Dona Maria, ao mesmo tempo que limpava a geladeira, elogiava o aparelho como se fosse um membro da família.
- Compramos esta Consul em 48 prestações. Era o ano de 1984. Eu e meu velho estávamos na maior dureza. Não me desfaço desta geladeira por nada neste mundo. Vejo na TV uns modelos novos que saíram, mas não me enchem os olhos. Prefiro a minha Cônsul, ela é como se fosse da família.
Dona Maria tinha razão. O objeto era antigo, mas funcionava direitinho. Conservava bem as sobras do almoço que viravam jantar. Gelava rapidinho os picolés de cajá que fazia para os netos Lucas e Marília. E seu maior gosto era tirar a água fria da Velha geladeira e servir para o esposo, Seu Oscar.
Um sábado à noite, convenceram dona Maria a ir visitar o Shopping recém inaugurado perto da sua casa. Foi uma vez em um Shopping que ficava muito distante e decidiu que não voltaria nunca mais naquele lugar. Dava vertigem andar em um piso tão escorregadio. Mas os netos insistiram e ela cedeu.

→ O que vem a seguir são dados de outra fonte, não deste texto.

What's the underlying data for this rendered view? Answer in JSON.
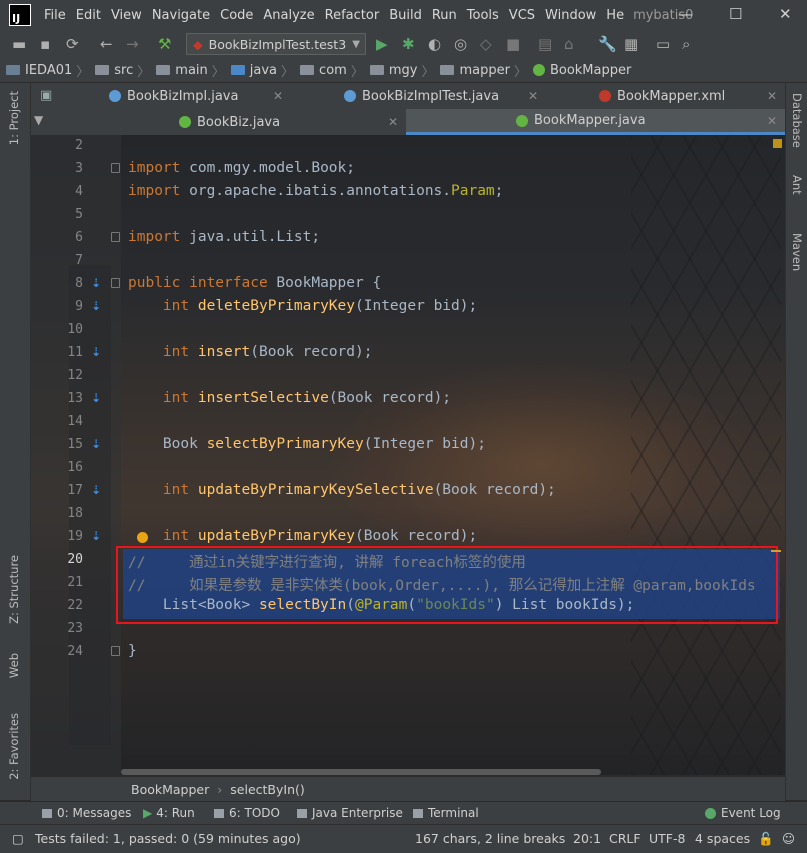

Viu livrarias, quiosques espalhados pelos corredores, tudo era realmente bonito. Lucas, o neto de seis anos, parou então diante de uma loja de eletrodomésticos, viu um desenho animado na TV em exposição, e ficou ali assistindo.

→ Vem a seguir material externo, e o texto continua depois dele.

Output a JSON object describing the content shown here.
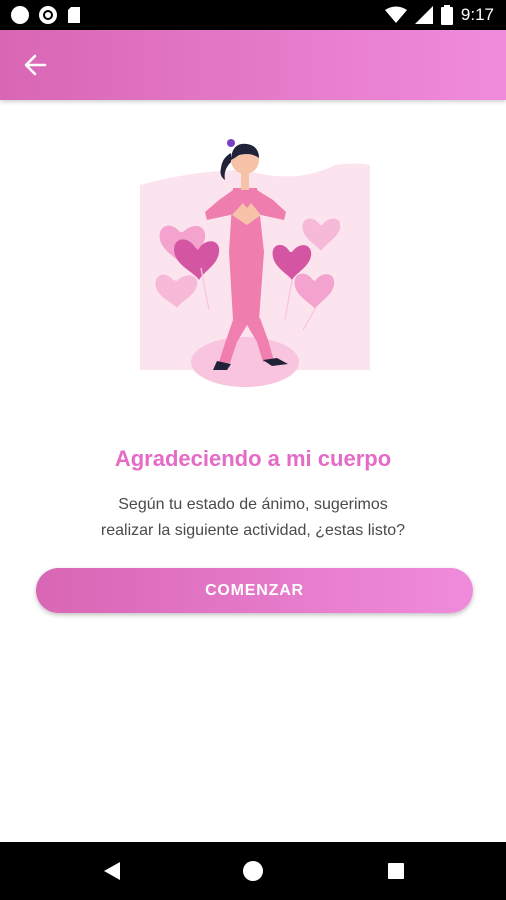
{
  "status_bar": {
    "time": "9:17",
    "left_icons": [
      "circle-icon",
      "sync-icon",
      "sd-card-icon"
    ],
    "right_icons": [
      "wifi-icon",
      "signal-icon",
      "battery-icon"
    ]
  },
  "app_bar": {
    "back_icon": "arrow-left-icon",
    "gradient": [
      "#d866b4",
      "#f08bdc"
    ]
  },
  "content": {
    "illustration": "woman-heart-hands-balloons",
    "title": "Agradeciendo a mi cuerpo",
    "description_line1": "Según tu estado de ánimo, sugerimos",
    "description_line2": "realizar la siguiente actividad, ¿estas listo?",
    "button_label": "COMENZAR"
  },
  "nav_bar": {
    "icons": [
      "back-triangle-icon",
      "home-circle-icon",
      "recents-square-icon"
    ]
  },
  "colors": {
    "accent": "#e46cc6",
    "text": "#4a4a4a"
  }
}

- Vamos Lucas! Temos que lanchar agora. Falou a mãe do garoto.
- Deixa ele aqui um pouco, eu cuido do bichinho. Dona Maria defendeu o menino.
Foi quando ela viu o monumento branco perto dos fogões. Dona Maria foi levada involuntariamente para perto do daquele escândalo. O vendedor se aproximou e notando o interesse da mulher apresentou o aparelho à senhora hipnotizada:
- Este é um refrigerador frost Free, com 100 litros de capacidade. Não precisa descongelar e tem um compartimento exclusivo para verduras e frutas. E ainda tem garantia de dois anos. É o último lançamento da White Westing House.

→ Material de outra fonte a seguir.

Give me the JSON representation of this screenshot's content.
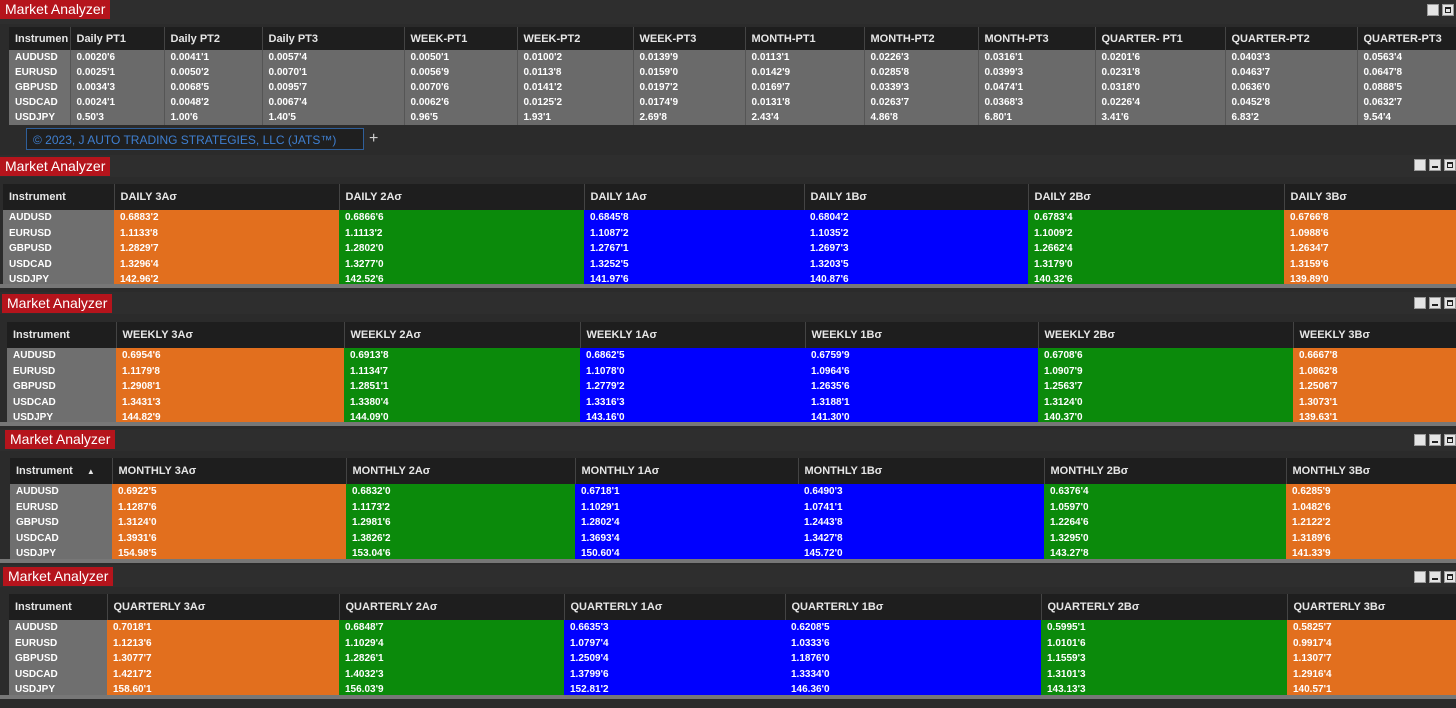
{
  "colors": {
    "orange": "#e26f1e",
    "green": "#0b8a0b",
    "blue": "#0000ff",
    "gray": "#6a6a6a",
    "title_red": "#b5141c"
  },
  "top_panel": {
    "title": "Market Analyzer",
    "columns": [
      "Instrumen",
      "Daily PT1",
      "Daily PT2",
      "Daily PT3",
      "WEEK-PT1",
      "WEEK-PT2",
      "WEEK-PT3",
      "MONTH-PT1",
      "MONTH-PT2",
      "MONTH-PT3",
      "QUARTER- PT1",
      "QUARTER-PT2",
      "QUARTER-PT3"
    ],
    "rows": [
      [
        "AUDUSD",
        "0.0020'6",
        "0.0041'1",
        "0.0057'4",
        "0.0050'1",
        "0.0100'2",
        "0.0139'9",
        "0.0113'1",
        "0.0226'3",
        "0.0316'1",
        "0.0201'6",
        "0.0403'3",
        "0.0563'4"
      ],
      [
        "EURUSD",
        "0.0025'1",
        "0.0050'2",
        "0.0070'1",
        "0.0056'9",
        "0.0113'8",
        "0.0159'0",
        "0.0142'9",
        "0.0285'8",
        "0.0399'3",
        "0.0231'8",
        "0.0463'7",
        "0.0647'8"
      ],
      [
        "GBPUSD",
        "0.0034'3",
        "0.0068'5",
        "0.0095'7",
        "0.0070'6",
        "0.0141'2",
        "0.0197'2",
        "0.0169'7",
        "0.0339'3",
        "0.0474'1",
        "0.0318'0",
        "0.0636'0",
        "0.0888'5"
      ],
      [
        "USDCAD",
        "0.0024'1",
        "0.0048'2",
        "0.0067'4",
        "0.0062'6",
        "0.0125'2",
        "0.0174'9",
        "0.0131'8",
        "0.0263'7",
        "0.0368'3",
        "0.0226'4",
        "0.0452'8",
        "0.0632'7"
      ],
      [
        "USDJPY",
        "0.50'3",
        "1.00'6",
        "1.40'5",
        "0.96'5",
        "1.93'1",
        "2.69'8",
        "2.43'4",
        "4.86'8",
        "6.80'1",
        "3.41'6",
        "6.83'2",
        "9.54'4"
      ]
    ],
    "tab_label": "© 2023, J AUTO TRADING STRATEGIES, LLC (JATS™)",
    "add_tab": "+"
  },
  "daily_panel": {
    "title": "Market Analyzer",
    "columns": [
      "Instrument",
      "DAILY 3Aσ",
      "DAILY 2Aσ",
      "DAILY 1Aσ",
      "DAILY 1Bσ",
      "DAILY 2Bσ",
      "DAILY 3Bσ"
    ],
    "rows": [
      [
        "AUDUSD",
        "0.6883'2",
        "0.6866'6",
        "0.6845'8",
        "0.6804'2",
        "0.6783'4",
        "0.6766'8"
      ],
      [
        "EURUSD",
        "1.1133'8",
        "1.1113'2",
        "1.1087'2",
        "1.1035'2",
        "1.1009'2",
        "1.0988'6"
      ],
      [
        "GBPUSD",
        "1.2829'7",
        "1.2802'0",
        "1.2767'1",
        "1.2697'3",
        "1.2662'4",
        "1.2634'7"
      ],
      [
        "USDCAD",
        "1.3296'4",
        "1.3277'0",
        "1.3252'5",
        "1.3203'5",
        "1.3179'0",
        "1.3159'6"
      ],
      [
        "USDJPY",
        "142.96'2",
        "142.52'6",
        "141.97'6",
        "140.87'6",
        "140.32'6",
        "139.89'0"
      ]
    ]
  },
  "weekly_panel": {
    "title": "Market Analyzer",
    "columns": [
      "Instrument",
      "WEEKLY 3Aσ",
      "WEEKLY 2Aσ",
      "WEEKLY 1Aσ",
      "WEEKLY 1Bσ",
      "WEEKLY 2Bσ",
      "WEEKLY 3Bσ"
    ],
    "rows": [
      [
        "AUDUSD",
        "0.6954'6",
        "0.6913'8",
        "0.6862'5",
        "0.6759'9",
        "0.6708'6",
        "0.6667'8"
      ],
      [
        "EURUSD",
        "1.1179'8",
        "1.1134'7",
        "1.1078'0",
        "1.0964'6",
        "1.0907'9",
        "1.0862'8"
      ],
      [
        "GBPUSD",
        "1.2908'1",
        "1.2851'1",
        "1.2779'2",
        "1.2635'6",
        "1.2563'7",
        "1.2506'7"
      ],
      [
        "USDCAD",
        "1.3431'3",
        "1.3380'4",
        "1.3316'3",
        "1.3188'1",
        "1.3124'0",
        "1.3073'1"
      ],
      [
        "USDJPY",
        "144.82'9",
        "144.09'0",
        "143.16'0",
        "141.30'0",
        "140.37'0",
        "139.63'1"
      ]
    ]
  },
  "monthly_panel": {
    "title": "Market Analyzer",
    "columns": [
      "Instrument",
      "MONTHLY 3Aσ",
      "MONTHLY 2Aσ",
      "MONTHLY 1Aσ",
      "MONTHLY 1Bσ",
      "MONTHLY 2Bσ",
      "MONTHLY 3Bσ"
    ],
    "rows": [
      [
        "AUDUSD",
        "0.6922'5",
        "0.6832'0",
        "0.6718'1",
        "0.6490'3",
        "0.6376'4",
        "0.6285'9"
      ],
      [
        "EURUSD",
        "1.1287'6",
        "1.1173'2",
        "1.1029'1",
        "1.0741'1",
        "1.0597'0",
        "1.0482'6"
      ],
      [
        "GBPUSD",
        "1.3124'0",
        "1.2981'6",
        "1.2802'4",
        "1.2443'8",
        "1.2264'6",
        "1.2122'2"
      ],
      [
        "USDCAD",
        "1.3931'6",
        "1.3826'2",
        "1.3693'4",
        "1.3427'8",
        "1.3295'0",
        "1.3189'6"
      ],
      [
        "USDJPY",
        "154.98'5",
        "153.04'6",
        "150.60'4",
        "145.72'0",
        "143.27'8",
        "141.33'9"
      ]
    ]
  },
  "quarterly_panel": {
    "title": "Market Analyzer",
    "columns": [
      "Instrument",
      "QUARTERLY 3Aσ",
      "QUARTERLY 2Aσ",
      "QUARTERLY 1Aσ",
      "QUARTERLY 1Bσ",
      "QUARTERLY 2Bσ",
      "QUARTERLY 3Bσ"
    ],
    "rows": [
      [
        "AUDUSD",
        "0.7018'1",
        "0.6848'7",
        "0.6635'3",
        "0.6208'5",
        "0.5995'1",
        "0.5825'7"
      ],
      [
        "EURUSD",
        "1.1213'6",
        "1.1029'4",
        "1.0797'4",
        "1.0333'6",
        "1.0101'6",
        "0.9917'4"
      ],
      [
        "GBPUSD",
        "1.3077'7",
        "1.2826'1",
        "1.2509'4",
        "1.1876'0",
        "1.1559'3",
        "1.1307'7"
      ],
      [
        "USDCAD",
        "1.4217'2",
        "1.4032'3",
        "1.3799'6",
        "1.3334'0",
        "1.3101'3",
        "1.2916'4"
      ],
      [
        "USDJPY",
        "158.60'1",
        "156.03'9",
        "152.81'2",
        "146.36'0",
        "143.13'3",
        "140.57'1"
      ]
    ]
  }
}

Aquele nome difícil encantou ainda mais Dona Maria que pediu licença para abrir as portas do refrigerador mágico. Ela disse ao vendedor que tinha uma Cônsul, comprada em 84 em 48 prestações, mas sentiu que deveria não dar mais detalhes da velha geladeira, para não humilhá-la diante daquele escândalo de refrigerador.
Dona Maria nunca imaginou que seus pensamentos seriam invadidos pela imagem de um lançamento da White Westing House. Mas ela simplesmente não conseguia parar de pensar no refrigerador que trazia fantasias geladas à sua mente. Picolés ficariam mais gostosos, água mais fria e refrescante e o jantar ficaria mais saboroso com as sobras do almoço. Na saída do Shopping, Ela ainda pediu para passar em frente a loja. Deu uma olhada disfarçada para a seção de refrigeradores e sorriu discretamente. A imponência do refrigerador de nome difícil, mexeu com Dona Maria. Mas ela não poderia expressar sua empolgação como refrigerador. Afinal, tantas vezes suas filhas tentaram convencê-la a trocar a velha geladeira por um aparelho mais novo e ela insistiu que não faria isto jamais.
Ao chegar em casa, um ruído lhe chamou a atenção, vinha da cozinha. Seu Oscar disse que não ouviu nada. Mas Dona Maria disse que havia algo errado. Ela se abaixou e descobriu que o motor da cônsul 84 estava com um barulho estranho.
- Há anos que ouço este barulho Maria! Já te falei, esta geringonça precisa de revisão. Disse Seu Oscar deixando a cozinha.
Foi quando a dona de casa, expressou pela primeira vez um comentário herético sobre a velha geladeira comprada em 48 prestações, quase um membro da família:
Esta velha ronca e eu nem me dei conta!
Mas eu não troco a minha Cônsul por nada neste mundo!